Rock climbing kept the girls in shape over the winter. Climbing is great for upper-body strength and helped Birkmeyer with pole vaulting and Coppage with sprints.

Climbing together has also made the girls better friends. They were friends before they began climbing together, but they were not as close as they are now.

“You can’t not be friends when your life is in someone else’s hands,” Coppage said.

Rock climbingWhile Coppage and Birkmeyer are good friends and support each other, they have a tendency to be really competitive. That is partly because they are incredibly similar: same height, same shoe size and they argue about everything, including climbing. They always compete against each other, whether the task is completing a harder route or climbing faster than the other. Coppage tends to be better and faster at bouldering and Birkmeyer at routes. Bouldering is when the climber scales a 15-20 foot wall without being hooked into a harness. Routes are when the climber climbs the wall while hooked into a harness following a specific path marked by tape.

“We recently made a truce to not chew each other out every time somebody does something better than the other,” Birkmeyer said.

According to Coppage, Emerald City is a great place to hang out, and they have met a plethora of interesting people while spending time there. Only a handful of other high school students climb at Emerald City, and most of the people Coppage and Birkmeyer climb with are in their 20s or 30s.

When the girls began going to the gym, they would “jungle gym” up the wall, meaning they didn’t follow routes and used every hand and foot hold to get to the top of the wall. One of the older, more experienced climbers asked them what they were doing and explained climbing technique. They have now become friends with several of the older climbers and describe themselves as the “little sister types.” These friends have become their mentors, teachers and idols.

Climbing in gyms around the area has prepared Birkmeyer and Coppage for climbing outdoors, and they have plans to travel to Horseshoe Canyon Ranch in Arkansas over the summer to climb real rocks.
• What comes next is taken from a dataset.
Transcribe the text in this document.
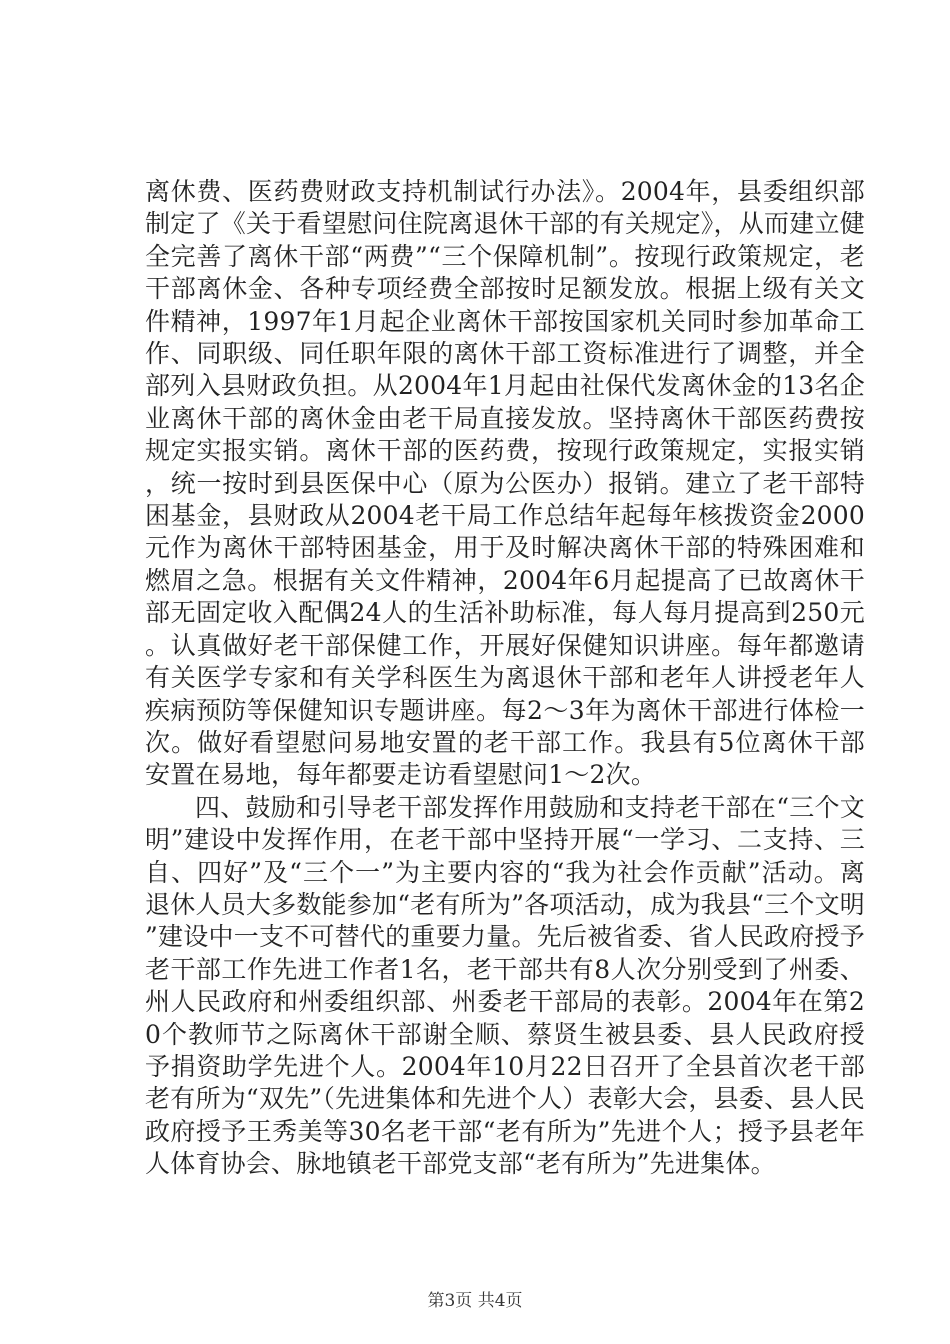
离休费、医药费财政支持机制试行办法》。2004年，县委组织部制定了《关于看望慰问住院离退休干部的有关规定》，从而建立健全完善了离休干部“两费”“三个保障机制”。按现行政策规定，老干部离休金、各种专项经费全部按时足额发放。根据上级有关文件精神，1997年1月起企业离休干部按国家机关同时参加革命工作、同职级、同任职年限的离休干部工资标准进行了调整，并全部列入县财政负担。从2004年1月起由社保代发离休金的13名企业离休干部的离休金由老干局直接发放。坚持离休干部医药费按规定实报实销。离休干部的医药费，按现行政策规定，实报实销，统一按时到县医保中心（原为公医办）报销。建立了老干部特困基金，县财政从2004老干局工作总结年起每年核拨资金2000元作为离休干部特困基金，用于及时解决离休干部的特殊困难和燃眉之急。根据有关文件精神，2004年6月起提高了已故离休干部无固定收入配偶24人的生活补助标准，每人每月提高到250元。认真做好老干部保健工作，开展好保健知识讲座。每年都邀请有关医学专家和有关学科医生为离退休干部和老年人讲授老年人疾病预防等保健知识专题讲座。每2～3年为离休干部进行体检一次。做好看望慰问易地安置的老干部工作。我县有5位离休干部安置在易地，每年都要走访看望慰问1～2次。

四、鼓励和引导老干部发挥作用鼓励和支持老干部在“三个文明”建设中发挥作用，在老干部中坚持开展“一学习、二支持、三自、四好”及“三个一”为主要内容的“我为社会作贡献”活动。离退休人员大多数能参加“老有所为”各项活动，成为我县“三个文明”建设中一支不可替代的重要力量。先后被省委、省人民政府授予老干部工作先进工作者1名，老干部共有8人次分别受到了州委、州人民政府和州委组织部、州委老干部局的表彰。2004年在第20个教师节之际离休干部谢全顺、蔡贤生被县委、县人民政府授予捐资助学先进个人。2004年10月22日召开了全县首次老干部老有所为“双先”（先进集体和先进个人）表彰大会，县委、县人民政府授予王秀美等30名老干部“老有所为”先进个人；授予县老年人体育协会、脉地镇老干部党支部“老有所为”先进集体。

第3页 共4页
Neither of them have ever been climbing outdoors, but Birkmeyer thinks that it will be more challenging.

“On a rock wall indoors, there are little designated pieces of tape saying grab this one,” Birkmeyer said.

Over the past six months, Coppage and Birkmeyer have improved as climbers through repetition and watching other people. By watching others, they pick up technique and learn from the mistakes they make.

“Lots of it is just learning technique,” Birkmeyer said. “You can muscle your way up there, but if you don’t know how to put your feet in the right place, you get tired.”

Rock-climbing technique is all about keeping the body close to the wall and using the legs before the arms because a climber’s arms are weaker and tire faster than their legs. Climbers use chalk to keep their hands from getting sweaty, which may cause them to slip and fall.

For Birkmeyer and Coppage, climbing is a great stress reliever, which is one of the reasons they love it. It’s time when they don’t have to worry about anything but where to place their hands and feet.

“Whenever I’m stressed out, that’s where I want to go,” Coppage said. “You just take all of your energy out.”

They plan to keep climbing for a long time after high school.

“It’s something you can pick up and drop,” Birkmeyer said. “It’s something anybody can do.”